500 characters left

Why SourceID is Important in DR

I recently had a student from one of our online training sessions email me a few days after class, asking why I recommend always using the SourceID column as part of every TSQL join. They sent two queries to demonstrate why they felt they shouldn’t use SourceID.

The first query joins only the PatientID (part of the primary key for both tables):

blog sourceid 1

The second query is identical, except adds the SourceID (also part of the primary key) to the join:

blog sourceid 2 

I can hear them now, triumphant: see, it’s faster without the SourceID! Hold on a moment, I say, let me explain. But first: what exactly is the SourceID?

The SourceID

When you look at the data stored in every SourceID column, in every Data Repository table, it’s only 3 letters, most often, MEDITECH’s mnemonic for your organization. For most people, this value will always be the same, in every row of every table, so it’s logical to question why you would need to specify it in a SQL join.

MEDITECH uses the SourceID to accommodate organizations whose hospitals may roll up to a corporate parent, or other scenarios where the need to distinguish data from different HCIS’ are stored in a single Data Repository. In other words, there are occasions, that don’t apply to every hospital, where the data values could be different within a single DR. (For a more detailed discussion, see the MT KB article on SourceID.)

Now that we know why it’s there, I can give you the short and long version of why you should use SourceID in your joins. First, the short version: because I said so. OK, what I really mean is that using it is the standard and accepted way to do it by every vendor and “professional” developer for Data Repository. And for good reason. Which leads me to the longer answer, so read on for details.

 The long version

The example from my student is not a realistic workload. The measured time of each query is similar because the query is simply returning all rows from both tables, with no criteria whatsoever. In effect, that query tells SQL Server to read all rows from both tables and scan the clustered index to do so. You don’t see that, but that’s what happens under the hood. There’s a feature in SSMS you can use to see the query execution plan and it will show you how the data are being queried, sorted, and presented (the red arrows are mine):

blog sourceid 3

This plan doesn’t change with or without SourceID in the join since it still has to read all rows from both tables by doing a clustered index scan – so there is no performance gain by using the SourceID. A clustered index scan, by the way, is not terribly efficient, as it scans the whole index to find the rows of interest, in this case, every single row.

However, if we use a realistic example, by adding a JOIN to RegAcct_Main (odds are if I’m looking for patients and visits in HIM, I’m going to want some data from REG, like account number) we can see how the query behavior differs by joining (or not) with the SourceID.

First, my updated query, which is very typical for any patient visit-based report (the name, account number, and medical record number):

blog sourceid 4

Note that I’ve added a third column to the join to HimRec_MedicalRecordNumbers, which includes the prefix – part of the primary key.
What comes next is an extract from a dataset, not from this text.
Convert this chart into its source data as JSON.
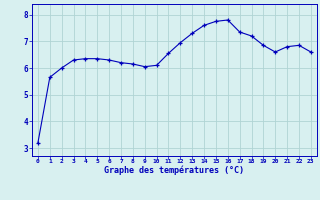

By doing so, I’m including each of the 3 key columns in the join. I’ve also added a criterion (registration status) from RegAcct_Main to illustrate the likelihood of needing data from this table (it could be Status, date-based, etc.).

When I include the SourceID in every join, it results in this query plan:

blog sourceid 5

Note that the data from the two HIM tables are now being retrieved with a “Clustered Index Seek,” which is a much more efficient operation. As the little symbol suggests, the rows that meet the criteria are the only ones being read from those tables, not all of them via the index scan operation. My test data table won’t show a total execution time difference (it only has a few thousand records), but if you run this against live data, you will likely see a noticeable difference.

Finally, if I run my modified query without joining on SourceID, look what happens:

blog sourceid 6

 

Scans across the board, which are less efficient and will take longer to execute.

If you’ve read this far…thanks for hanging in there. The moral of the story for you and your team is…yes please, join on the SourceID!